Parallel class actions, filed in different Canadian jurisdictions under different provincial class action laws, erode the efficiency that class actions are intended to facilitate and risk duplication and contradictory court decisions.
To address these challenges and manage limited judicial resources, courts have increasingly turned in recent years to encouraging national coordination and communication to adjudicate overlapping cases.
Courts have also granted pre-certification stays of overlapping or duplicative proceedings to help manage strained court resources, among other goals.
The 2021 decisions of Britton v Ford Motor Company of Canada and Ravvin v Canada Bread Company Ltd illustrate how Alberta courts are using these tools to manage parallel class actions.
Over the past several years, and particularly since the onset of the COVID-19 pandemic, judges and class action lawyers have sought opportunities to improve coordination and communication between the courts and parties facing class actions. collectives that overlap in several Canadian jurisdictions. In some cases, law firms have taken the initiative by organizing consortia to coordinate national litigation. In other cases, the courts have directly coordinated actions.
In Winder v. Marriott International Inc., the defendants faced overlapping class actions in British Columbia, Alberta, Ontario, Quebec and Nova Scotia. The defendant traveled simultaneously to each jurisdiction to determine the number of actions he should have to defend. With the agreement of the parties, the case management judges in each action adopted the Canadian Court Protocol for Managing Multijurisdictional Class Actions and Providing Canadian Bar Association Class Action Notice. The parties agreed that the judges could talk to each other and that a multi-jurisdictional joint hearing would take place, with the participation of five superior courts covering four different time zones.
The parties ultimately agreed to proceed with a single national class action in Ontario and to stay the overlapping proceedings in other jurisdictions. Justice Perell nevertheless issued a decision at the end of 2020 to “commemorate what has been a remarkably successful collaboration of five superior courts from across the country that promotes access to justice and the fair and efficient administration of justice. in all the countries “.

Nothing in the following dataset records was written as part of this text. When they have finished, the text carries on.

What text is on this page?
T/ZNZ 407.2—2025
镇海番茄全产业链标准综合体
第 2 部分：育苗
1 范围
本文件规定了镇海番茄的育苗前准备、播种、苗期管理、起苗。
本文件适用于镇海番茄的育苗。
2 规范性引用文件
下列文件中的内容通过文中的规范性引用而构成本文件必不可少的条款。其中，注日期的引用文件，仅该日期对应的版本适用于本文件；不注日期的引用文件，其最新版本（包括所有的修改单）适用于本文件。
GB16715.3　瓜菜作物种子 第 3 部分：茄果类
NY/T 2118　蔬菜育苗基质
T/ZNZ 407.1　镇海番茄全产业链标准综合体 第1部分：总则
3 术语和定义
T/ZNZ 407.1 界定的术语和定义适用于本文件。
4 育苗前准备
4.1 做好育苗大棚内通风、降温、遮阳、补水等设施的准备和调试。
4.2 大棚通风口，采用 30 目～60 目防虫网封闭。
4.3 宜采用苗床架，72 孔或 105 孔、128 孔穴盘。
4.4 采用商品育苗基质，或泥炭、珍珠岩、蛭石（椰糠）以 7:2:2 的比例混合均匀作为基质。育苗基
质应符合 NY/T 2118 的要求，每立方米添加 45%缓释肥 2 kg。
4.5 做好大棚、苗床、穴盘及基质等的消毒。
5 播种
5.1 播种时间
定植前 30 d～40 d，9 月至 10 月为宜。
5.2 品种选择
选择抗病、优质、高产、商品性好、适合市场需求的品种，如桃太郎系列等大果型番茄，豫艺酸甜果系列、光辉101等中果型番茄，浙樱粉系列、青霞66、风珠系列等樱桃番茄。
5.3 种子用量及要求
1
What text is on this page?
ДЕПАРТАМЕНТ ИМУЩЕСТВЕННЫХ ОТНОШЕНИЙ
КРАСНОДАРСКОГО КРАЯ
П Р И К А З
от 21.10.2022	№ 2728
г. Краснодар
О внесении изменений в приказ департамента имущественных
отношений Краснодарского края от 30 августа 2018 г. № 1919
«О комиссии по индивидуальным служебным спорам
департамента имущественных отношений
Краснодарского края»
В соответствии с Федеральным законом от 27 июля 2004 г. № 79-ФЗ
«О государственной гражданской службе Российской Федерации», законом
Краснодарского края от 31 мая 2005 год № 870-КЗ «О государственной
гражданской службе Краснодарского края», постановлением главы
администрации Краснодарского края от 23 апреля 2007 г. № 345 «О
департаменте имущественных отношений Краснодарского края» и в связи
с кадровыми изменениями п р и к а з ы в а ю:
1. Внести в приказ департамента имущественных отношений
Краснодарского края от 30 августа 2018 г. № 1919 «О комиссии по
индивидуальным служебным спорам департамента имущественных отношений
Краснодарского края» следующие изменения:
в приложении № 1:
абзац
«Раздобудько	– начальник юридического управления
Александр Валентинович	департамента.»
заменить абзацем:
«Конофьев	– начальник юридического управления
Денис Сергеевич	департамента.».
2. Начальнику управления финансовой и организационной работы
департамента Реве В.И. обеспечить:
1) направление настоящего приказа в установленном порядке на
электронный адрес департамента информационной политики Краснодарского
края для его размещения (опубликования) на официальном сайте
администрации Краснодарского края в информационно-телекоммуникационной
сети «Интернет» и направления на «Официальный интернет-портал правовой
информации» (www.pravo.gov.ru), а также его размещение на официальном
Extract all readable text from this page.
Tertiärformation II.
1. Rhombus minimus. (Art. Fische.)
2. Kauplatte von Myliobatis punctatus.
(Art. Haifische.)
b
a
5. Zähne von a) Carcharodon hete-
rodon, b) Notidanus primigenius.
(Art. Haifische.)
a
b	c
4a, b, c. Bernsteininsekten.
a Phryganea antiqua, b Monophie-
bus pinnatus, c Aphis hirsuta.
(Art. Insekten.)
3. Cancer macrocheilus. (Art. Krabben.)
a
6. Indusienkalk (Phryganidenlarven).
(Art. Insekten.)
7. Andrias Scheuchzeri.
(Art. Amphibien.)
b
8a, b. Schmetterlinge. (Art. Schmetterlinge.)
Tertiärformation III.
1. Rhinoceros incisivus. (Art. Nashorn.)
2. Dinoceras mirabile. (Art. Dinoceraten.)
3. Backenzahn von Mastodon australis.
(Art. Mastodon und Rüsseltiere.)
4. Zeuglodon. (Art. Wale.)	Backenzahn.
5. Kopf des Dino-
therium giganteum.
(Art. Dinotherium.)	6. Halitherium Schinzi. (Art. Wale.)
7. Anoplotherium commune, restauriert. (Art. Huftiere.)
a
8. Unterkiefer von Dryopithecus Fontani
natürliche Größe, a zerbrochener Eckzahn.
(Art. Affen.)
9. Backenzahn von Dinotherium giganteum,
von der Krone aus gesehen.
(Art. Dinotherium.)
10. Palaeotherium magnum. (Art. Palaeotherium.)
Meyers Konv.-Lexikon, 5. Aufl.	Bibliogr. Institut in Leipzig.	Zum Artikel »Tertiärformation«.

In 2021, in Britton v Ford Motor Company of Canadathe Alberta Court of Queen’s Bench noted the apparent tendency of some courts to coordinate, as encouraged Winder v. Marriott International Inc.and sought submissions from the parties on facilitating a joint discussion with the Saskatchewan Court of Queen’s Bench, as the two courts faced nearly identical proceedings.
Staying proceedings prior to certification is an important mechanism to help courts manage multijurisdictional class actions. Parties may seek a stay before a claim has been certified as a class proceeding. Faced with a multijurisdictional class action, a party may argue that there is already an overlapping class action in another province and therefore the new action should be stayed.
In deciding whether or not to stay the action, courts may consider many factors, including the location of the parties, time limits, the progress of other actions, the similarity of the issues, and the potential harm or hardship resulting of a suspension.
In its 2021 decision in Ravvin v Canada Bread Company Ltd, the Alberta Court of Appeal reiterated that duplicative national class actions should be avoided if they do not serve a legitimate purpose. A legitimate purpose may involve the engagement of different facts or laws, or whether separate procedures are necessary to advance the objectives of class actions: judicial economy, access to justice, and behavior modification. Without a legitimate objective, duplicate proceedings impose unnecessary costs and burdens on courts in Canada and require a coordinated national approach.
Recently, the Saskatchewan Court of Queen’s Bench in Piett vs. Global Learning Group Inc. dismissed a class action lawsuit, noting that duplicating proceedings can lead to complications, greater expense, delays, inefficiency and the risk of conflicting rulings. In contrast, the Ontario Superior Court of Justice in Workman Optometry v Aviva Insurance denied a request for a stay, finding that there was no injustice or prejudice in the circumstances to allow overlapping actions to proceed.
The Supreme Court of Canada has yet to weigh in on the issue of overlapping class actions, having denied leave in cases that raise these issues. This refusal may be a sign that the Supreme Court supports the continued collaboration of superior courts to manage overlapping cases.
The ability to maintain overlapping, multi-jurisdictional class actions is essential to preserve judicial efficiency and protect limited judicial resources. In 2022 and beyond, managing overlapping class actions across provincial borders will be increasingly important as courts navigate the backlog of existing cases and the influx of new cases related to the coronavirus pandemic. COVID-19.